What Causes Loneliness In People | Teen Ink

What Causes Loneliness In People

October 6, 2010
By nharrison2 BRONZE, Gaston, South Carolina
nharrison2 BRONZE, Gaston, South Carolina
1 article 0 photos 0 comments

What Causes Loneliness in People?
“Loneliness, far from being a rare and curious phenomenon…is the central and inevitable fact of human existence. When we examine the moments, acts, and statements of all kinds of people – not only the grief and ecstasy of the greatest poets, but also the huge unhappiness of the average soul, as evidenced by the innumerable strident words of abuse, hatred, contempt, mistrust and scorn that forever rate upon our ears as the man swarm passes us in the streets – we find, I think, they are all suffering from the same thing. The final cause of their complaint is loneliness.” These are words from one of America’s greatest authors, Thomas Wolfe. “Loneliness is the most devastating malady of this age” was what Dr. Paul had to say about loneliness. There are millions of people crying on the inside because they are lonely. Both literature and music write about the subject of loneliness. People from all walks of life suffer from loneliness. There are numerous songs that made the top of the charts written about loneliness: “Only the Lonely,” “Alone Again,” “Lonely Girl” and “I’m So Lonely I Could Cry.”
God in His word knew of mans loneliness when He wrote, “It is not good that man should be alone”. In Psalm 102: 6-7, the author of the Psalm knew how loneliness felt. David says about himself, “I am like an owl in the desert, like a little owl in a far-off wilderness. I lie awake, lonely as a solitary bird on the roof.” (New Living Translation, Online Bible Translations)
Men and women can live together may live together for many years, yet in their hearts be very lonely.

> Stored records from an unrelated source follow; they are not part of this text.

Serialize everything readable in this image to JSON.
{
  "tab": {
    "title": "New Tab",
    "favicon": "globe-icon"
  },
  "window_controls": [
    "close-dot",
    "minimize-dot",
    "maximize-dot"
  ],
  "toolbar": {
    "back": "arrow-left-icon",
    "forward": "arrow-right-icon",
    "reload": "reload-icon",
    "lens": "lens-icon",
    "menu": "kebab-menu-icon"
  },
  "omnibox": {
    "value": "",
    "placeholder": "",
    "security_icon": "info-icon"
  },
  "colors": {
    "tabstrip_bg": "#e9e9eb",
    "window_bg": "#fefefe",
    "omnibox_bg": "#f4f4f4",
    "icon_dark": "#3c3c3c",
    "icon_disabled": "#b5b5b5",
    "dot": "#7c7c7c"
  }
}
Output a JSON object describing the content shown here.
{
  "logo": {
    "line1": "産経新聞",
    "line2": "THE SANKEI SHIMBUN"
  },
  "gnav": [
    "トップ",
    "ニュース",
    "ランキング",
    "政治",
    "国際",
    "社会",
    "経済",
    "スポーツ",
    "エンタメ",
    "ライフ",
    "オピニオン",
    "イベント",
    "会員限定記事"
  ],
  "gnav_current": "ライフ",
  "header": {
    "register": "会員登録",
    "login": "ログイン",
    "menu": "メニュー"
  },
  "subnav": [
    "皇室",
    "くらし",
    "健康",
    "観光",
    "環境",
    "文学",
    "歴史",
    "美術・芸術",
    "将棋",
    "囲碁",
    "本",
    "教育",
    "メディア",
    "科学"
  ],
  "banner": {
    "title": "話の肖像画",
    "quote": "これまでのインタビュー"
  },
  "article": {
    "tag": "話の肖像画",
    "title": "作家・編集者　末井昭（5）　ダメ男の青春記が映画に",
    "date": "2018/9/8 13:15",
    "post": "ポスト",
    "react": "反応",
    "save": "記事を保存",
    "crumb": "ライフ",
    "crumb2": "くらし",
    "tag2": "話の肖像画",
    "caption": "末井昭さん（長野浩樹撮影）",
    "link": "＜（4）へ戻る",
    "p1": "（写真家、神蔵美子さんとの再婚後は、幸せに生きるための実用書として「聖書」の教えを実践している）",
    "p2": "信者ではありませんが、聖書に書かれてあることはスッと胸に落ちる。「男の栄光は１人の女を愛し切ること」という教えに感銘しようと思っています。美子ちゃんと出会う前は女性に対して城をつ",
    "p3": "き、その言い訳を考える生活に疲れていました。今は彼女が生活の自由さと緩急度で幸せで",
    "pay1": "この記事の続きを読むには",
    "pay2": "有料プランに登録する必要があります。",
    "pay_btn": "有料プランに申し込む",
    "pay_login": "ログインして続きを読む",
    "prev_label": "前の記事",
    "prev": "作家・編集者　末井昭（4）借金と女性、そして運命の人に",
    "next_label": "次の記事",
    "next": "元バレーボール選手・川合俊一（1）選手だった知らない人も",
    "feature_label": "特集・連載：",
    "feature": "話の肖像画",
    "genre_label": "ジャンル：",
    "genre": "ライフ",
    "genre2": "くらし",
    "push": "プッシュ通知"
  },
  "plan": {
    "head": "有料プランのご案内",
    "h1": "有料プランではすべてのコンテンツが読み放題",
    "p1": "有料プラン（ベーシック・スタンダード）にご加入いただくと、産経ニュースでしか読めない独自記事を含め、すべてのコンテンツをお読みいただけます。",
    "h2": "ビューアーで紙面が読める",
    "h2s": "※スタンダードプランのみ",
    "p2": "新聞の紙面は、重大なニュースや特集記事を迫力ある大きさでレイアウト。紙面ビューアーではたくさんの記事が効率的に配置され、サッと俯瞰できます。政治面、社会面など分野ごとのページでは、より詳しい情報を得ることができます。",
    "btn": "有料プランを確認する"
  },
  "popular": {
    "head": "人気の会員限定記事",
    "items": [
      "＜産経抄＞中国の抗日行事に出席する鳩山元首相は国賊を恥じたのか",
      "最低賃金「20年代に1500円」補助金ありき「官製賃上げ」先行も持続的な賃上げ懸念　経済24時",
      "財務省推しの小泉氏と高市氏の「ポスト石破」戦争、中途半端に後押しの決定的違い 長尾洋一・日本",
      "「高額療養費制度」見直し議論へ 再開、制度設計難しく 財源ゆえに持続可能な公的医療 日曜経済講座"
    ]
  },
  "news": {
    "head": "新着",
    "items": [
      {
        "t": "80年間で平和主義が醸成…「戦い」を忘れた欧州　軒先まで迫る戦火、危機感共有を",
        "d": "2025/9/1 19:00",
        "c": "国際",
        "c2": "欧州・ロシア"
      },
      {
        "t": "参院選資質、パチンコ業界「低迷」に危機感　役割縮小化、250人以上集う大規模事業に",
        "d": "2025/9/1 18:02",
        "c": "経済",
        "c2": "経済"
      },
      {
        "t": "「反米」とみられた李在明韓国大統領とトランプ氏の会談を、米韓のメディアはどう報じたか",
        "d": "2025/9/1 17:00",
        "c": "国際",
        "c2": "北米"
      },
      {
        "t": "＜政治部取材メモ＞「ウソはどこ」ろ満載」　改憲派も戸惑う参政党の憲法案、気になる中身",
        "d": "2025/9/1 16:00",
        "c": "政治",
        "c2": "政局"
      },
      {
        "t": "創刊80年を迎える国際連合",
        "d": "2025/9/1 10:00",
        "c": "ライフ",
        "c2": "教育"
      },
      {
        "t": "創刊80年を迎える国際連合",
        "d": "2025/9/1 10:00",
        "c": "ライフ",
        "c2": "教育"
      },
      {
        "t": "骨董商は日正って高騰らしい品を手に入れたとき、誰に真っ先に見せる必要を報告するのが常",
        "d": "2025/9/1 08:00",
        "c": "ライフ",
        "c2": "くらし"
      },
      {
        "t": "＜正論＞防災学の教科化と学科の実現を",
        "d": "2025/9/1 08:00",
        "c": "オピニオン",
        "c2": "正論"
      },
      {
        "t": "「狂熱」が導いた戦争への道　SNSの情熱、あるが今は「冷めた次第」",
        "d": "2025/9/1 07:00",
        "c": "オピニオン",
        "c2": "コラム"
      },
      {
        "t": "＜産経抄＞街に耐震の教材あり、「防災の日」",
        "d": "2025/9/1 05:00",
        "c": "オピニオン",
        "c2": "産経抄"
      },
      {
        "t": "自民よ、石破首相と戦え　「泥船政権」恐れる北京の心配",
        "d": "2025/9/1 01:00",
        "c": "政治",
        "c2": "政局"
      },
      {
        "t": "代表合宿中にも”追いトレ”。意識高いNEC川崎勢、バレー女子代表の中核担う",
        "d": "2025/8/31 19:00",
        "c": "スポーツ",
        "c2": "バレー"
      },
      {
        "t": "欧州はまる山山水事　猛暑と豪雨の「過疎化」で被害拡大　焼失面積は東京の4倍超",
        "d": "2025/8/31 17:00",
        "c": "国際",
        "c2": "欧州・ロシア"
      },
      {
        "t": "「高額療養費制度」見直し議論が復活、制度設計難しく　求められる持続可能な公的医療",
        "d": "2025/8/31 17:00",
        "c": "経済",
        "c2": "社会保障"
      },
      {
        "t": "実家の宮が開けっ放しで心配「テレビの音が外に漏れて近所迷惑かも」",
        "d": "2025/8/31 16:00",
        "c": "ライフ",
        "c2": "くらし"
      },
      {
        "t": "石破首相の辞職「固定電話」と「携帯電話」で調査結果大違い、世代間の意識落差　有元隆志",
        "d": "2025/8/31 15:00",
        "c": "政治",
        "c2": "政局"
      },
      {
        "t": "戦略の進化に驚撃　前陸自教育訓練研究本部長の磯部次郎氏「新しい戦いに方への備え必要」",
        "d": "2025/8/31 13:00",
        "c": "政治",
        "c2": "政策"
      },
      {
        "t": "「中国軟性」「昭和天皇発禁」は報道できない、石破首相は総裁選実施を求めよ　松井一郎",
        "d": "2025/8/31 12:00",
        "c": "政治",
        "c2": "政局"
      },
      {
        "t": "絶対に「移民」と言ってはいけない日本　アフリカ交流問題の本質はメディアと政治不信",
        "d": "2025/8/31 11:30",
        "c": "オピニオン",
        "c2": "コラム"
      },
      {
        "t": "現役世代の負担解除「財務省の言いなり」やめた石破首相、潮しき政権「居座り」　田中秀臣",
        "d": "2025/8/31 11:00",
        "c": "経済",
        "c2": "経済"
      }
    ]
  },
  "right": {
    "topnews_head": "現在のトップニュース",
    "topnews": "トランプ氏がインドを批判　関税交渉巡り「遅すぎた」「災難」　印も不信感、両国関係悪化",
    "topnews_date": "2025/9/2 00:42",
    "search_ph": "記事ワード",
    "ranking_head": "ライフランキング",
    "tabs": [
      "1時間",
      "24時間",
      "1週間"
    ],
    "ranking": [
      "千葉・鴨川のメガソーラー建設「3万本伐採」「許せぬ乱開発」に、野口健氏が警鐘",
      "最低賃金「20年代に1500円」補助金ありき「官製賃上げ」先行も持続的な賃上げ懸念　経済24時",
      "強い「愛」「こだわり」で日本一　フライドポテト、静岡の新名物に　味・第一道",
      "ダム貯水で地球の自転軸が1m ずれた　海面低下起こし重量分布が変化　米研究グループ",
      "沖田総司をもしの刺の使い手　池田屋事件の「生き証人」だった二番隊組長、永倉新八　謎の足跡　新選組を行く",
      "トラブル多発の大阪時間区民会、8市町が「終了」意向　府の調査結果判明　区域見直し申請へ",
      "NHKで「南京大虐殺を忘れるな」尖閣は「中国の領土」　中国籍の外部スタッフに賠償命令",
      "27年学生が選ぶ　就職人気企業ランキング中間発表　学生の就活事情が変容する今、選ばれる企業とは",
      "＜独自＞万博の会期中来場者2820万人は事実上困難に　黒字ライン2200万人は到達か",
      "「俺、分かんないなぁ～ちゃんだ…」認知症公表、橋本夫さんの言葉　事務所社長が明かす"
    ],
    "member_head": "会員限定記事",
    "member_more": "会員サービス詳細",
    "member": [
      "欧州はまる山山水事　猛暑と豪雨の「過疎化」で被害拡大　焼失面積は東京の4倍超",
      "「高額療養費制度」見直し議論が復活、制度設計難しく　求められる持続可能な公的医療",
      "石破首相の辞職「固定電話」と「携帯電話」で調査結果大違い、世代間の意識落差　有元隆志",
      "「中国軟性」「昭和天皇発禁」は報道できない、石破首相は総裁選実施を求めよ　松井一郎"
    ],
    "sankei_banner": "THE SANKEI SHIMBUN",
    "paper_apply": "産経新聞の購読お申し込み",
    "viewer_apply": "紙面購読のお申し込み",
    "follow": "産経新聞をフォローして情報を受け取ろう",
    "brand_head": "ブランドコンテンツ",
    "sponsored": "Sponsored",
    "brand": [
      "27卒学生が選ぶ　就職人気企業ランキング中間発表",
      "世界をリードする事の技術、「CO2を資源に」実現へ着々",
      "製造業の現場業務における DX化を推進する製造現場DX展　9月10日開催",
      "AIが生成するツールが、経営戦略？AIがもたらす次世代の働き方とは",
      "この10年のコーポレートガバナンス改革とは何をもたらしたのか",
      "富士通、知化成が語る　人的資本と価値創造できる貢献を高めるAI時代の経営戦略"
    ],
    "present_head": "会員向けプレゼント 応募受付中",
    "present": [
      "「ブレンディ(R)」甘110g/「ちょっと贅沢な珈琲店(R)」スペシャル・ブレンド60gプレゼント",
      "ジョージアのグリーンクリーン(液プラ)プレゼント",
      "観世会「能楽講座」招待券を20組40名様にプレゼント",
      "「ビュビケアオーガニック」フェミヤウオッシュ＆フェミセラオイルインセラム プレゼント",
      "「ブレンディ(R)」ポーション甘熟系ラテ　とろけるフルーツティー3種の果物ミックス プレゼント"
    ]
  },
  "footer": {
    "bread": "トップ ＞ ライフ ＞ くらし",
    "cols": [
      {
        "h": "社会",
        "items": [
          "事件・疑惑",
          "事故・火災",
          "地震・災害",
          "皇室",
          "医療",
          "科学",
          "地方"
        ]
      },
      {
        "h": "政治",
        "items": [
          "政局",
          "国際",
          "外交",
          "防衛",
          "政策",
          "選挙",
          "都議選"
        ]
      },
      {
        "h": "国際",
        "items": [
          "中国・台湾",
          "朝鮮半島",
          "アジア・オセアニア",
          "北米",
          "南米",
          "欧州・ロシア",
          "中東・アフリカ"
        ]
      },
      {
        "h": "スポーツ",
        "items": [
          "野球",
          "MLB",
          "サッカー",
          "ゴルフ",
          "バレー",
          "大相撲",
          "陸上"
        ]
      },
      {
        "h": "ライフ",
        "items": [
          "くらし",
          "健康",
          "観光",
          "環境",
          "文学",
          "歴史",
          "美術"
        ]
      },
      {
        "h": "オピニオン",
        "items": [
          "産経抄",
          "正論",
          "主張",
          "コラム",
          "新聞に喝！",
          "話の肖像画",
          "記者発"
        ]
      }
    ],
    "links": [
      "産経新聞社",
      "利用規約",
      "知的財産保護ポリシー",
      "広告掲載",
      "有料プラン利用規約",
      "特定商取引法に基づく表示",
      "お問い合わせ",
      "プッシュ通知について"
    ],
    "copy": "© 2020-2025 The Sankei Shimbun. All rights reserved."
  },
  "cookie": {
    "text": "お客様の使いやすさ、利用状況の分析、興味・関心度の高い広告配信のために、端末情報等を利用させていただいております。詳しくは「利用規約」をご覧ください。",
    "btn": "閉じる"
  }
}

There is a vast difference between alone and lonely. There will come times that we all may need to be alone. But you can be lonely without being alone.
Loneliness is insulation in spirit. It is feeling that we are cut off, unnoticed, uncared for, unneeded, and sometimes the feeling of being unnecessary. One cannot deny the existence of loneliness. It is throughout our culture. In many cities, they have “Lonely Hearts Clubs” where lonely people get together. What are some of the causes of loneliness? First, sorrow can cause loneliness. These are people who have tried to make friends and faced the sorrow of rejection. Sometimes there is loneliness because of the sorrow of the loss of a mate or best friend. Secondly, low self-esteem can be a cause of loneliness. The wounds of loneliness can be self-afflicted by one that has a very low self-esteem. If we haven’t accepted ourselves, we will have a problem of accepting others. Therefore, we build wall instead of bridges. We keep people out instead of letting people in our lives. Some people are lonely because they just want to be lonely. We call them “loners”. Thirdly, selfishness can cause loneliness. Some people are so self-centered and in love with themselves to the point that no one wants to be around them. Fourthly, success can be a cause of loneliness. We have heard the phrase, “it is lonely at the top.” Some of the more lonely people are the most successful people. They climb, climb, and climb up the ladder and left all their friends behind. Fifthly, society can be the cause of loneliness. Our society has de-personalized the human being. We have to face it. To many people and companies, we are nothing more than a number. This just “being a number” plays a big part in loneliness. Lastly, sin can be a cause of loneliness. After Adam and Even sinned in the Garden of Eden and were cast out of the garden, the first emotion they felt was loneliness. They then tried to hide from God and were lonely.
Loneliness can do great damage to the individual. It can cause great physical damage. Research is being done as to how many heart attacks have been caused because of depression and loneliness. It can also cause great emotional damage. Loneliness is one of the primary reasons people seek out a psychiatrist. People with suicidal tendencies are lonely people.
Loneliness is a vacuum and void that is many people’s lives today. People are trying to fill this void with everything imaginable. Some try pills. Some try pleasure. Some try position. Some try possessions and many other things. I see teenagers in our church that are so lonely. Is there not an answer? Is there not a way out?
As a Christian, there are two practical solutions to loneliness. First, to defeat loneliness, one must reach up to the Lord. Jesus understands our loneliness. He understands what it feels like to be rejected. He can relate to the “no one cares for me feeling”. Jesus came into the world so that we would never have to be alone again. John 14:23 states, “Jesus answered and said to him, ‘If anyone love Me, he will keep My word; and My Father will love him, and We will come to him and make Our home with him.’” ( New Living Translation, Online Bible Translations). As a child of God, I have the present presence of God in my life. He says to me: “I will never leave you nor forsake you.” (Hebrews 13:15) (King James Version, Online Bible Translation). Every day I enjoy the continuing presence of God in my life. With His presence, I will never be bound by loneliness. Second, to defeat loneliness, reach out to others that are suffering. Look for someone else who is lonely and be a blessing to them. If we can learn to see the needs of others, it will take our minds off our loneliness, and we will see that we are needed.
So one can see, loneliness is a difficult thing. It is not something we can defeat by ourselves. Let us seek the Lord, walk with Him daily, and realize that “He never leaves us nor forsakes us.”


The author's comments:
Required lesson for 11th grade English.